To be lost is only a failure of memory.

"A Boat" by Margaret Atwood, from Selected Poems II: 1976-1986. © Houghton Mifflin Harcourt, 1987. Reprinted with permission. (buy now)

Today is the birthday of the man who said, "It is better to fail in originality than to succeed in imitation." That's the novelist and poet Herman Melville (books by this author), born in New York City (1819). His father died when Melville was 12, leaving the family almost penniless. As a young man, he tried working first as a banker, then a teacher. When he was 26, he went to sea and ended up deserting his post on a ship in the South Pacific, living for several months with the Typee natives. He wrote a popular account of this experience called Typees: A Peep Into Polynesian Life (1846).

After his years at sea, Melville married and settled down in the Berkshires in western Massachusetts, where he befriended his neighbor, Nathaniel Hawthorne, and began to experiment writing allegorical novels that were not well received. Moby-Dick came out in 1851, and was soon followed by Pierre and The Confidence Man. None were critical successes. He eventually accepted a job as a customs inspector in New York, where he quietly worked for the next 20 years, gaining a reputation for his honesty amid the expected bribery.

When he died of a heart attack at the age of 72, his obituary in the local New York Times was just four lines. It wasn't until the 1920s, when British university students became interested in his nautical tales, that Melville was rediscovered and his works were put back into print.

Today is the birthday of the man who composed the American national anthem, Francis Scott Key, born on the family plantation in what is now Carroll County, Maryland (1779). During the War of 1812, he was aboard a British ship off the coast of Baltimore negotiating a prisoner exchange and became aware of an impending British attack on the nearby Fort McHenry. He was held captive and for two days forced to watch the bombardment of the unsuspecting American troops. And after being released, he wrote a poem called "Defense of Fort McHenry," in which he recounted the sight of the flag still waving through the debris of battle. The poem was fitted to a popular English tune of the day and soon became widely known as "The Star-Spangled Banner." President Woodrow Wilson declared it the national anthem in 1916, and Congress followed with a resolution in 1931, signed by President Hoover. Key later authored a book on religion and literature and had a career as a lawyer.

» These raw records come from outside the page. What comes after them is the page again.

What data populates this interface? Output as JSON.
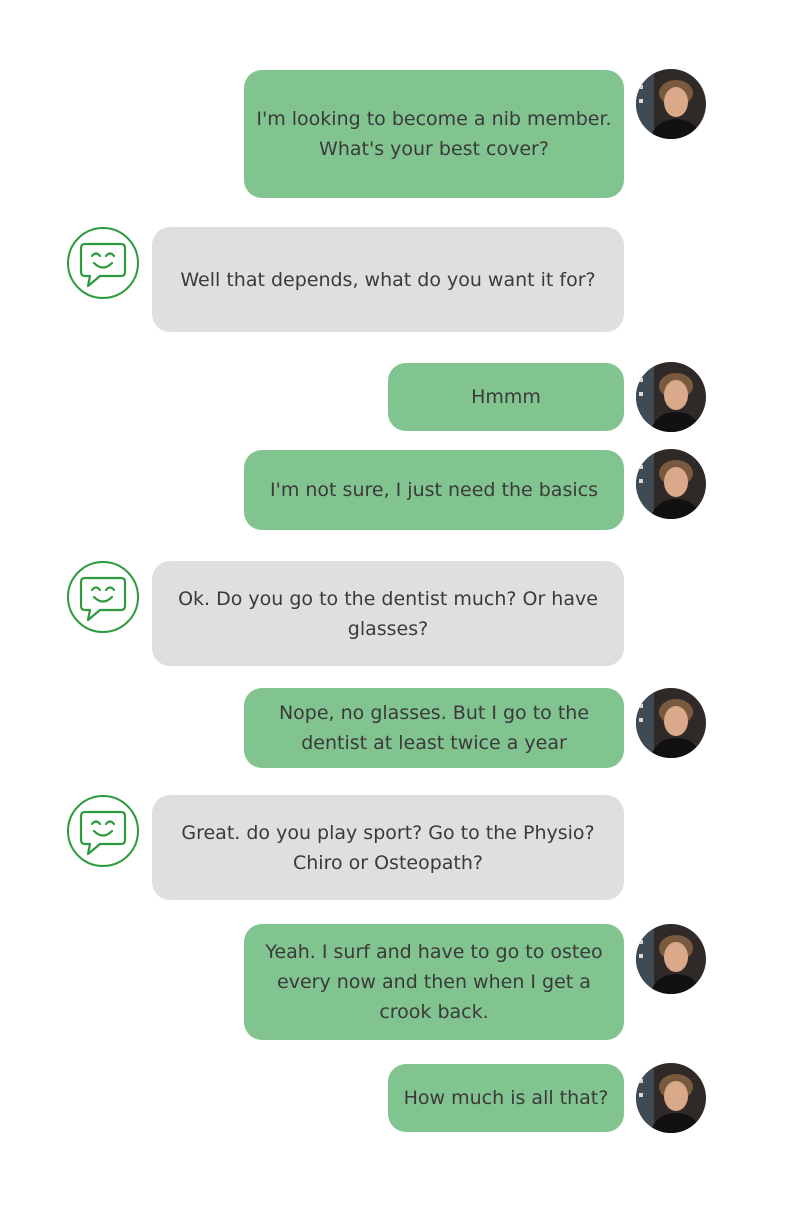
{
  "messages": [
    {
      "sender": "user",
      "text": "I'm looking to become a nib member. What's your best cover?",
      "avatar_icon": "user-avatar-photo"
    },
    {
      "sender": "bot",
      "text": "Well that depends, what do you want it for?",
      "avatar_icon": "smiley-chat-bubble-icon"
    },
    {
      "sender": "user",
      "text": "Hmmm",
      "avatar_icon": "user-avatar-photo"
    },
    {
      "sender": "user",
      "text": "I'm not sure, I just need the basics",
      "avatar_icon": "user-avatar-photo"
    },
    {
      "sender": "bot",
      "text": "Ok. Do you go to the dentist much? Or have glasses?",
      "avatar_icon": "smiley-chat-bubble-icon"
    },
    {
      "sender": "user",
      "text": "Nope, no glasses. But I go to the dentist at least twice a year",
      "avatar_icon": "user-avatar-photo"
    },
    {
      "sender": "bot",
      "text": "Great. do you play sport? Go to the Physio? Chiro or Osteopath?",
      "avatar_icon": "smiley-chat-bubble-icon"
    },
    {
      "sender": "user",
      "text": "Yeah. I surf and have to go to osteo every now and then when I get a crook back.",
      "avatar_icon": "user-avatar-photo"
    },
    {
      "sender": "user",
      "text": "How much is all that?",
      "avatar_icon": "user-avatar-photo"
    }
  ],
  "colors": {
    "user_bubble": "#81c48f",
    "bot_bubble": "#e1dfde",
    "bot_icon_stroke": "#2e9a3e",
    "text": "#3a3a3a"
  }
}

He said: "Then, in that hour of deliverance, my heart spoke. Does not such a country, and such defenders of their country, deserve a song?"

It's the birthday of the poet who said, "Conscience is no more than the dead speaking to us." James Dennis "Jim" Carroll (books by this author), born in Manhattan, New York (1949.) He grew up on the Lower East Side, a talented student and basketball player. At 13, he won a scholarship to the prestigious private school Trinity on the Upper West Side. There he led a double life, leading the team to a victorious season while developing a serious heroin addiction. He also began to write and attend workshops at the St. Mark's Poetry Project, where he was inspired by the readings of Ted Berrigan and Allen Ginsberg.

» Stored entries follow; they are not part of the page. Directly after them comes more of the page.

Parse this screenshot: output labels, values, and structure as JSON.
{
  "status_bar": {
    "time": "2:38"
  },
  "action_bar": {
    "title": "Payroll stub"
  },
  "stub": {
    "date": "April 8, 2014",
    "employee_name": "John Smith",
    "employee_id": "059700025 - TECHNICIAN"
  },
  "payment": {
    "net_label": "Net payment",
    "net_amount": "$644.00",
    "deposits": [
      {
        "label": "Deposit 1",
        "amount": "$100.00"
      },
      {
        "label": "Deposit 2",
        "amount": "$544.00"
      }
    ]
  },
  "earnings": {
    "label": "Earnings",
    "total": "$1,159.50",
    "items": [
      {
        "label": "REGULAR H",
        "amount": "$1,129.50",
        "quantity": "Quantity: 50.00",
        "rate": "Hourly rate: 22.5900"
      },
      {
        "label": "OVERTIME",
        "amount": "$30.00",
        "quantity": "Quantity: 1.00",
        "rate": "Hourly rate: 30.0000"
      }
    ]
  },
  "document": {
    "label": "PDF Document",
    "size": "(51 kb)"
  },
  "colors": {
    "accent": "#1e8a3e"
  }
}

At 16, he published his first collection of poems, Organic Trains (1967), and excerpts from the journal he'd been keeping were picked up by The Paris Review. He had several offers to publish his diaries in their entirety, but he was more interested in becoming a poet. He accepted a job offer from Andy Warhol, writing film dialogue and managing his theater, and in 1973, he published a second book of poems, Living at the Movies, which earned him a Pulitzer Prize nomination at the age of 22.

He finally published the full journals as The Basketball Diaries (1978). Editors had asked him to rewrite sections from an adult perspective, but he refused, saying that the book was written by a teenager and was intended for other young people. The book began: "Today was my first Biddy League game and my first day in any organized basketball league. I'm enthused about life due to this exciting event. The Biddy League is a league for anyone 12 yrs. old or under. I'm actually 13 but my coach Lefty gave me a fake birth certificate."

At the prodding of his friend Patti Smith, he launched The Jim Carroll Band in the '80s. His albums include Catholic Boy (1980), Dry Dreams (1982), and I Write Your Name (1983).